The results of a retrospective, multi-center, European cohort study into the prognostic and predictive value of key biomarkers following interim FDG-PET (PET-2) followed by CART analysis were published in The Lancet Haematology, October 2016. The authors recruited 208 classical Hodgkin Lymphoma (cHL) pts in the initial training set, followed by 102 pts in the validation cohort where the inclusion criteria included, but was not limited to, treatment with ABVD with or without radiotherapy, presence of a representative, paraffin embedded and formalin-fixed histological section taken at diagnosis, and baseline staging and restaging after two rounds of ABVD with FDG-PET.
Highlights:
- PET-2 alone was successful in predicting both the patient PFS and OS in multivariate analysis (HR = 33.3, 95% CI 13.6–83.3)
- High-risk PET-2 negative group identified with:
- CD68 expression ≥25%
- Negative STAT1 immunohistological staining in Hodgkin Reed Stenberg Cells (HRSCs)
- Diffuse or rosetting pattern PD1 immunohistological staining in microenvironment cells
- High-risk PET-2 negative group 3-year PFS = 64% vs. low-risk PET-2 negative group 3-year PFS = 95% (P = 0.0001)
- However, high BCL2 expression (≥50%) in HRSCs was significantly associated with poorer PFS (P = 0.044) and OS (P = 0.05) in univariate analysis
- Similar results seen in validation cohort
- Could lead to appropriate risk-adapted treatment for cHL
In conclusion, the joint first authors, C. Agostinelli, A. Gallamini, L. Stracqualursi and P. Agati stated that the described combination of PET-2 with affordable and readily available biomarker assessment can successfully classify high-risk cHL patients better than with PET-2 alone. This method has the potential to lead to greater risk-adapted treatment for cHL such that high-risk PET-2 negative patients could receive more aggressive treatment, whereas low-risk PET-2 negative patients could be treated with standard ABVD. However, the authors also stated that prospective studies and trials will be required to further validate this practice.
Abstract:
Background: Early-interim fluorodeoxyglucose (FDG)-PET scan after two ABVD (doxorubicin, bleomycin, vinblastine, and dacarbazine) chemotherapy courses (PET-2) represents the most effective predictor of treatment outcome in classical Hodgkin's lymphoma. We aimed to assess the predictive value of PET-2 combined with tissue biomarkers in neoplastic and microenvironmental cells for this disease.

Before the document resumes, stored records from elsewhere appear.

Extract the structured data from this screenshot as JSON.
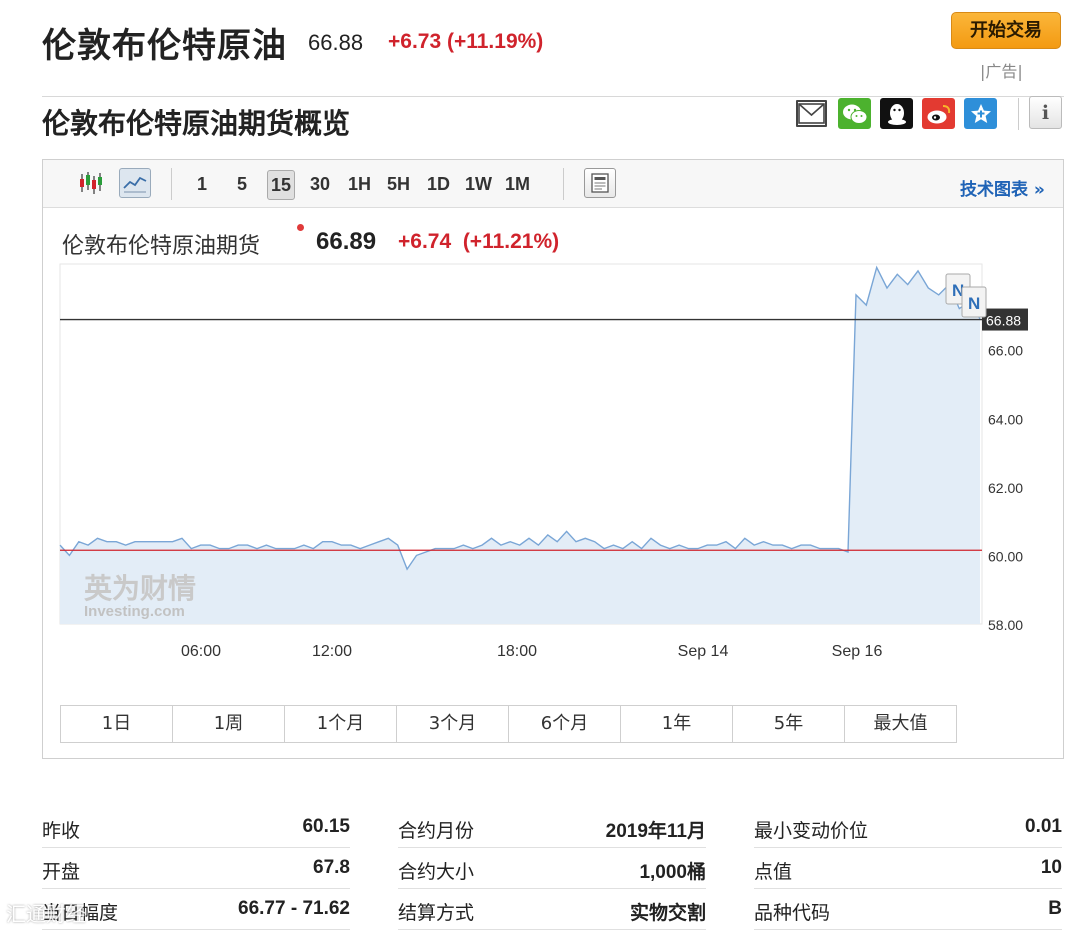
{
  "header": {
    "title": "伦敦布伦特原油",
    "price": "66.88",
    "change": "+6.73 (+11.19%)",
    "trade_button": "开始交易",
    "ad_label": "|广告|"
  },
  "overview": {
    "title": "伦敦布伦特原油期货概览",
    "share_icons": [
      "mail-icon",
      "wechat-icon",
      "qq-icon",
      "weibo-icon",
      "star-icon",
      "info-icon"
    ]
  },
  "toolbar": {
    "intervals": [
      "1",
      "5",
      "15",
      "30",
      "1H",
      "5H",
      "1D",
      "1W",
      "1M"
    ],
    "selected_interval": "15",
    "tech_chart_link": "技术图表 »"
  },
  "chart_header": {
    "name": "伦敦布伦特原油期货",
    "price": "66.89",
    "change": "+6.74",
    "change_pct": "(+11.21%)"
  },
  "chart_data": {
    "type": "area",
    "x_ticks": [
      "06:00",
      "12:00",
      "18:00",
      "Sep 14",
      "Sep 16"
    ],
    "y_ticks": [
      "58.00",
      "60.00",
      "62.00",
      "64.00",
      "66.00"
    ],
    "ylim": [
      58,
      68.5
    ],
    "current_price_label": "66.88",
    "previous_close_line": 60.15,
    "current_line": 66.88,
    "series": [
      {
        "values": [
          60.3,
          60.0,
          60.4,
          60.3,
          60.5,
          60.4,
          60.4,
          60.3,
          60.4,
          60.4,
          60.4,
          60.4,
          60.4,
          60.5,
          60.2,
          60.3,
          60.3,
          60.2,
          60.2,
          60.3,
          60.3,
          60.2,
          60.3,
          60.2,
          60.2,
          60.2,
          60.3,
          60.2,
          60.4,
          60.4,
          60.3,
          60.3,
          60.2,
          60.3,
          60.4,
          60.5,
          60.3,
          59.6,
          60.0,
          60.1,
          60.2,
          60.2,
          60.2,
          60.3,
          60.2,
          60.3,
          60.5,
          60.3,
          60.4,
          60.3,
          60.5,
          60.3,
          60.6,
          60.4,
          60.7,
          60.4,
          60.5,
          60.4,
          60.2,
          60.3,
          60.2,
          60.4,
          60.2,
          60.5,
          60.3,
          60.2,
          60.3,
          60.2,
          60.2,
          60.3,
          60.3,
          60.4,
          60.2,
          60.5,
          60.3,
          60.4,
          60.3,
          60.3,
          60.2,
          60.3,
          60.3,
          60.2,
          60.2,
          60.2,
          60.1,
          67.6,
          67.3,
          68.4,
          67.8,
          68.2,
          67.9,
          68.3,
          67.8,
          67.6,
          67.9,
          67.2,
          67.4,
          66.9
        ]
      }
    ],
    "annotations": [
      "N",
      "N"
    ]
  },
  "watermark": {
    "brand_cn": "英为财情",
    "brand_en": "Investing.com"
  },
  "ranges": [
    "1日",
    "1周",
    "1个月",
    "3个月",
    "6个月",
    "1年",
    "5年",
    "最大值"
  ],
  "stats": [
    [
      {
        "label": "昨收",
        "value": "60.15"
      },
      {
        "label": "开盘",
        "value": "67.8"
      },
      {
        "label": "当日幅度",
        "value": "66.77 - 71.62"
      }
    ],
    [
      {
        "label": "合约月份",
        "value": "2019年11月"
      },
      {
        "label": "合约大小",
        "value": "1,000桶"
      },
      {
        "label": "结算方式",
        "value": "实物交割"
      }
    ],
    [
      {
        "label": "最小变动价位",
        "value": "0.01"
      },
      {
        "label": "点值",
        "value": "10"
      },
      {
        "label": "品种代码",
        "value": "B"
      }
    ]
  ],
  "corner_watermark": "汇通财经",
  "colors": {
    "accent_red": "#d0232c",
    "link_blue": "#1f63b6",
    "area_fill": "#e3edf7",
    "line_blue": "#7aa6d6"
  }
}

Methods: We enrolled 208 patients with classical Hodgkin's lymphoma and treated with ABVD (training set), from Jan 1, 2002, to Dec 31, 2009, and validated the results in a fully matched independent cohort of 102 patients with classical Hodgkin's lymphoma (validation set), enrolled from Jan 1, 2008, to Dec 31, 2012. The inclusion criteria for both the training and validation sets were: the availability of a representative formalin-fixed, paraffin-embedded tissue sample collected at diagnosis; treatment with ABVD with or without radiotherapy; baseline staging and interim restaging after two ABVD courses with FDG-PET; no treatment change based solely on interim PET result; and HIV-negative status. We used Cox multivariate analysis classification and regression tree (CART) to compare the predictive values of these markers with that of PET-2 and to assess the biomarkers' ability to correctly classify patients whose outcome was incorrectly predicted by PET-2.
Findings: In multivariate analysis, PET-2 was the only factor able to predict both progression-free survival (hazard ratio [HR] 33·3 [95% CI 13·6–83·3]; p<0·0001) and overall survival (HR 31·3 [95% CI 3·7–58·9]; p=0·002). In the training set, no factor had a stronger adverse predictive value than a positive PET-2 scan and none was able to correctly reclassify PET-2 positive patients. In PET-2 negative patients, expression of CD68 (≥25%) and PD1 (diffuse or rosetting pattern) in microenvironmental cells, and STAT1 negativity in Hodgkin Reed Sternberg cells identified a subset of PET-2 negative patients with a 3 year progression-free survival significantly lower than that of the remaining PET-2 negative population (21 [64%] of 33 [95% CI 45·2–79·0] vs 130 [95%] of 137 [95% CI 89·4–97·7]; p<0·0001). These findings were reproduced in the validation set.
Interpretation: The CART algorithm correctly predicted the response to treatment in more than a half of patients who had a relapse or disease progression despite a negative PET-2 scan, thus increasing the negative predictive value of PET-2. In keeping with preliminary results from interim PET response adapted clinical trials of patients with advanced Hodgkin's lymphoma, there might be a non-negligible proportion of treatment failures in the interim PET negative group treated with standard ABVD.